Thursday, April 7, 2011

Day 586 April 8, 1941

Libya. German 5th Light Division prepares to attack the fort at Mechili. British, Australian and Indian troops realize that reinforcements are not coming and attempt to break out at dawn. A sandstorm confuses the fighting, allowing 300 Allied troops to get away to Tobruk but 2000 are captured including British 2nd Armoured Division commander General Gambier-Parry. Rommel appropriates Gambier-Parry’s plastic goggles and two Dorchester armoured cars (renamed Max and Moritz after characters in a children’s story). Thus is born the image of Rommel in his command vehicle with goggles on his peaked cap. British CIC Middle East General Wavell orders that Tobruk must be held at all costs; Rommel cannot go much further without a port to resupply his armoured columns but if Tobruk falls he can advance all the way to Cairo, Egypt (so weak are the British defenses). The job of holding Tobruk falls to the 9th Australian Division.

Balkans.
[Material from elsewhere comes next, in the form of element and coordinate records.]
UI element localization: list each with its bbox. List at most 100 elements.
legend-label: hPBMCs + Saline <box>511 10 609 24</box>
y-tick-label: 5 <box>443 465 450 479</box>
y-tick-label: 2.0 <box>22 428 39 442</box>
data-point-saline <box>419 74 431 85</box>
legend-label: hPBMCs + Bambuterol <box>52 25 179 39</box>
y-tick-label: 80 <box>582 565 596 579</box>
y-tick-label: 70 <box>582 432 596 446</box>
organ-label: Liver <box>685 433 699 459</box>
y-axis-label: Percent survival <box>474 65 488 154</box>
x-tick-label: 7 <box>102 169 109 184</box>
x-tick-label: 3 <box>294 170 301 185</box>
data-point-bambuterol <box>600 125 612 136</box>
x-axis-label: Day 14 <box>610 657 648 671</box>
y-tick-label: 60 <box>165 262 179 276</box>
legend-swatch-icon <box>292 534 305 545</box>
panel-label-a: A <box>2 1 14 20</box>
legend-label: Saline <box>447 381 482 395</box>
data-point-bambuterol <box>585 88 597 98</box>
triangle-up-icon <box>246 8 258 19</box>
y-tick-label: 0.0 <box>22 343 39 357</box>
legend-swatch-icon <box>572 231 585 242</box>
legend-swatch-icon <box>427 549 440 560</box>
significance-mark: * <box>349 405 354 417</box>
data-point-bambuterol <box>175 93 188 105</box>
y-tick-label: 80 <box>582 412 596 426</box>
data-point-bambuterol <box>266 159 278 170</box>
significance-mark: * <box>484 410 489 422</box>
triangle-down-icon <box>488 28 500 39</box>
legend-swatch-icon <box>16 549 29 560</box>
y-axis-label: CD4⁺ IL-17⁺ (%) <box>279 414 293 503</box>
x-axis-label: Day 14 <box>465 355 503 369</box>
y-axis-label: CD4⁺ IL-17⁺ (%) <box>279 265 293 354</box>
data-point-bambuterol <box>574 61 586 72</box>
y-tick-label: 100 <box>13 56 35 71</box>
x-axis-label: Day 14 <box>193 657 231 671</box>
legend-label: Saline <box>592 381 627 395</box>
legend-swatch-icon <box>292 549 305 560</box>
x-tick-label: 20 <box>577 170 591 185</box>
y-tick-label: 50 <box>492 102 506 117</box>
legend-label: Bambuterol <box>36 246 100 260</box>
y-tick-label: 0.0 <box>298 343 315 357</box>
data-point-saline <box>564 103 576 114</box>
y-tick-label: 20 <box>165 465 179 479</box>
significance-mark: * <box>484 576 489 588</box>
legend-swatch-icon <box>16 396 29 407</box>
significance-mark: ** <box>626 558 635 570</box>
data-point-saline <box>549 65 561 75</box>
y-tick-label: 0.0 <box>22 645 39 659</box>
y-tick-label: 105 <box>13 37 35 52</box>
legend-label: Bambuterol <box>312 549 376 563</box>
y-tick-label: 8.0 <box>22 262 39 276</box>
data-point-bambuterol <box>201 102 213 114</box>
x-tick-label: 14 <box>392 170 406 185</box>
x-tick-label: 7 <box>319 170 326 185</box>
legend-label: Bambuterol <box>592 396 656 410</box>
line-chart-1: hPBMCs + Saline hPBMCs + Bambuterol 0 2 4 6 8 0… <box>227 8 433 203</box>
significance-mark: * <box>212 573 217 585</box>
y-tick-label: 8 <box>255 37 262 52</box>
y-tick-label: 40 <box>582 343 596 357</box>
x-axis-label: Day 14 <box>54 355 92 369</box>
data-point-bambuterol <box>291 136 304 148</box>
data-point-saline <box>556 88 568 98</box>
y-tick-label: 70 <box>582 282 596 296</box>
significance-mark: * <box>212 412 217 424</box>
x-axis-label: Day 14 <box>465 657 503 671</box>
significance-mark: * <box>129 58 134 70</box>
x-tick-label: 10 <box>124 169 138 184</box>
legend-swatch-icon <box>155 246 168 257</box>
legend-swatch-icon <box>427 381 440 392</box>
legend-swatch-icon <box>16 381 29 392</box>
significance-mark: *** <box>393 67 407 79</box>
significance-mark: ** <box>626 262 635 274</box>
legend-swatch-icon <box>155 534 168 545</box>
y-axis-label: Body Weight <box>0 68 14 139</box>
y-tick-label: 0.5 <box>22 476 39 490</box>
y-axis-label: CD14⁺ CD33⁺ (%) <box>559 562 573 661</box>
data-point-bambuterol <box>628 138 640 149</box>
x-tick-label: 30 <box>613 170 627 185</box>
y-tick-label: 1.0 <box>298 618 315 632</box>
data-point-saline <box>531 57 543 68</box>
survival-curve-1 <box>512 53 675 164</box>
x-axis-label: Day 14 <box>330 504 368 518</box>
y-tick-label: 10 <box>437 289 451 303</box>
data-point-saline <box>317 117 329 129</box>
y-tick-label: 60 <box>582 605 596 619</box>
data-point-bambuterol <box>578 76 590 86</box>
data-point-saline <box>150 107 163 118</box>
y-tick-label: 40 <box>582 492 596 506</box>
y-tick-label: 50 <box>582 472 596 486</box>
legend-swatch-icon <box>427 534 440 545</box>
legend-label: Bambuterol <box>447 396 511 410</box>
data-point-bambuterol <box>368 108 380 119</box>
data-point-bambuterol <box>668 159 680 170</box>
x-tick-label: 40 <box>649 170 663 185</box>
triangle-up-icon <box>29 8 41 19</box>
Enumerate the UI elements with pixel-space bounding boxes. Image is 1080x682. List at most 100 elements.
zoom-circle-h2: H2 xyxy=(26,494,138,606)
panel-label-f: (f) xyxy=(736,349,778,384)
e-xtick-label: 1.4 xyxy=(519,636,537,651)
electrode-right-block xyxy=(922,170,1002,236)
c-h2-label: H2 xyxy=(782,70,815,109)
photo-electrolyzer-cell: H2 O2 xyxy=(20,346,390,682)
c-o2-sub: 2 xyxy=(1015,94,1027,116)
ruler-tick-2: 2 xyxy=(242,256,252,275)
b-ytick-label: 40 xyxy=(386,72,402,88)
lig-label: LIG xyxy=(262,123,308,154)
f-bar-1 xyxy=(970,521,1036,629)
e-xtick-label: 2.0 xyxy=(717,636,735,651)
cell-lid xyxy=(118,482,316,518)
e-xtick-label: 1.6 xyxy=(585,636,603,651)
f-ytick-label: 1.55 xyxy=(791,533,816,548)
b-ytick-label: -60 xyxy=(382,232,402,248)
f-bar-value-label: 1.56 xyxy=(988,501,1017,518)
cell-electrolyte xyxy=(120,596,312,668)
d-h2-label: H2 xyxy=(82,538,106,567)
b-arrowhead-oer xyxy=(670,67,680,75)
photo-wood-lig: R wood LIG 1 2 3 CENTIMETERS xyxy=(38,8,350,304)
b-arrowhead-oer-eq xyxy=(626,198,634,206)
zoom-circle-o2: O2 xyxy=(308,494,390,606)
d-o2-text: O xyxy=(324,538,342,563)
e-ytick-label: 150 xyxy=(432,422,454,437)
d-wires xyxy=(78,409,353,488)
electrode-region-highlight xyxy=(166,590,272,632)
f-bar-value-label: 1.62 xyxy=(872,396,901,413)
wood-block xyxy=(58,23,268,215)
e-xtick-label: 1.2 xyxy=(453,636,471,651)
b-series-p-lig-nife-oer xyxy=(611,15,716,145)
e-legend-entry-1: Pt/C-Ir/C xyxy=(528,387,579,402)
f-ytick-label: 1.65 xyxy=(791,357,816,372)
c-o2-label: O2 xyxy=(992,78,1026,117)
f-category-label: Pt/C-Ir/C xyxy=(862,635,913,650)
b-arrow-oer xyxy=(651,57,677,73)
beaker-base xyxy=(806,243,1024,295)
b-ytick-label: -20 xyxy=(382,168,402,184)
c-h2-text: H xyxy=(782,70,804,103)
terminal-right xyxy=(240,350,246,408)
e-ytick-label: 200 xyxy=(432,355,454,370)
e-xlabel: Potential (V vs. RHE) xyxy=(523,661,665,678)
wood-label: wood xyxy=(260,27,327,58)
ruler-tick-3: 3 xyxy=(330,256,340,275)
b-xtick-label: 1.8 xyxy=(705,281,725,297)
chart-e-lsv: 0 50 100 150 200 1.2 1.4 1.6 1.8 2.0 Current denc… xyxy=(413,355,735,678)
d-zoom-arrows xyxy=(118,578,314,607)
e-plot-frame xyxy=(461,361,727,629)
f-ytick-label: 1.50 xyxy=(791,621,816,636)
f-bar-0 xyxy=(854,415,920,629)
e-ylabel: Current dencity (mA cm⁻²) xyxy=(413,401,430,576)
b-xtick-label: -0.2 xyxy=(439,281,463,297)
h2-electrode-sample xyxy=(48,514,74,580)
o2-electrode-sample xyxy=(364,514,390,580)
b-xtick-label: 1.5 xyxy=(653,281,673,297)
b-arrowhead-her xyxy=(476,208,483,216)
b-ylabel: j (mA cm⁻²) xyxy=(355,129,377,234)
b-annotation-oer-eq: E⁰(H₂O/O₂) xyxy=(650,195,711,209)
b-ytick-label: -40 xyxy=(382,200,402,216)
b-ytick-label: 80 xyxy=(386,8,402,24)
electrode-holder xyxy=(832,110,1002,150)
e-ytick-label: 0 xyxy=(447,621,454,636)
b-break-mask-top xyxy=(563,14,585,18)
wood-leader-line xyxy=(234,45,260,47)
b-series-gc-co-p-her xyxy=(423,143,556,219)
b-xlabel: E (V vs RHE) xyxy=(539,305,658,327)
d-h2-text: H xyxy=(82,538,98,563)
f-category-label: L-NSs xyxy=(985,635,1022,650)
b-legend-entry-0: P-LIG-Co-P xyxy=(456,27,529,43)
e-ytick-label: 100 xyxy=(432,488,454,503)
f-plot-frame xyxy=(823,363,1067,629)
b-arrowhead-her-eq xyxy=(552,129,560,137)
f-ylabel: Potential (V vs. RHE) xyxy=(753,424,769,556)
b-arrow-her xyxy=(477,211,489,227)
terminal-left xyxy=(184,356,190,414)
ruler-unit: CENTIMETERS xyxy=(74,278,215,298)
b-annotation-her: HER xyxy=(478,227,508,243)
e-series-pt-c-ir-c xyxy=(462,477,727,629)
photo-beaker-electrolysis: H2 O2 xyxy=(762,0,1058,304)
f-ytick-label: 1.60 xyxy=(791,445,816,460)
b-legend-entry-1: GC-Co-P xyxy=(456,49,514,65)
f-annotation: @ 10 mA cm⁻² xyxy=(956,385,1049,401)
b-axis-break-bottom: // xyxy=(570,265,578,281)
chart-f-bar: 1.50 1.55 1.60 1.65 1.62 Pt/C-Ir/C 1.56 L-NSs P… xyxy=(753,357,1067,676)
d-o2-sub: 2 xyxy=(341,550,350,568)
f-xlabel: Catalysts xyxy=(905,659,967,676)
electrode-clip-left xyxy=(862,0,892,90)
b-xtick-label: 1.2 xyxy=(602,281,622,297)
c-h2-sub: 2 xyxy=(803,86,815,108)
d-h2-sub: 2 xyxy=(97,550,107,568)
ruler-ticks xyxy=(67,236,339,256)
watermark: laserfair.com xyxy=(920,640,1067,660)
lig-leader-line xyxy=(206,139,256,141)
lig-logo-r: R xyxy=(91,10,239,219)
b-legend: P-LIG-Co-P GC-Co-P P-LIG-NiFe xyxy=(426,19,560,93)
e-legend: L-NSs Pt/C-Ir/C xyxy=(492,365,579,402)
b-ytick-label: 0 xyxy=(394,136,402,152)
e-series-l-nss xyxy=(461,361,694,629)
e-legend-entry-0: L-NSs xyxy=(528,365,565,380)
Germans advance in Southern Yugoslavia towards and into Greece. 2nd Panzer Division traverses a small mountain range and crosses the Greek border at the Dojran Lake. 73rd Infantry Division moves into the Monastir Valley and captures the town of Prilep, on the rail line to Salonika, ready to swarm down the wide, flat valley to the Greek border. Meanwhile, German 6th Mountain Division breaks through Metaxas Line at a point considered impassable by the Greeks, by crossing a 7,000 ft mountain range.

Eritrea. Aided by a drawing of the Massawa defenses discovered in the Italian War Office at Asmara, British & Indian & Free French troops capture hill forts surrounding Massawa. Colonel Ralph Monclar of the French Foreign Legion rushes ahead and captures the Italian admiralty building. British General Heath arrives and accepts the formal the surrender of 10,000 Italian naval personnel and colonial troops from Italian Admiral Bonetti. Ammunition and supply dumps have been destroyed. Italian minelayer Ostia is sunk by RAF while Italian destroyer escort Orsini, 5 torpedo motor boats and 7 freighters are scuttled. The harbour is an unusable mess of partially sunk ships plus dumped cargo, tanks and other vehicles.

200 miles South of the Azores, U-107 sinks British SS Eskdene at 7.42 AM with 2 torpedoes and 104 rounds from the deck gun (all 39 crew are picked up by British SS Penhale and taken to Pernambuco, Brazil) and British SS Helena Margareta at 7.40 PM (27 crew lost, 7 crew members and 2 gunners picked up on April 14 by fleet oiler Cairndale and landed at Gibraltar). Further South, 150 miles off Freetown, Sierra Leone, U-124 sinks British SS Tweed at 12.25 PM (3 crew lost, 22 survivors in 2 lifeboats make land at Conakry, French Guinea).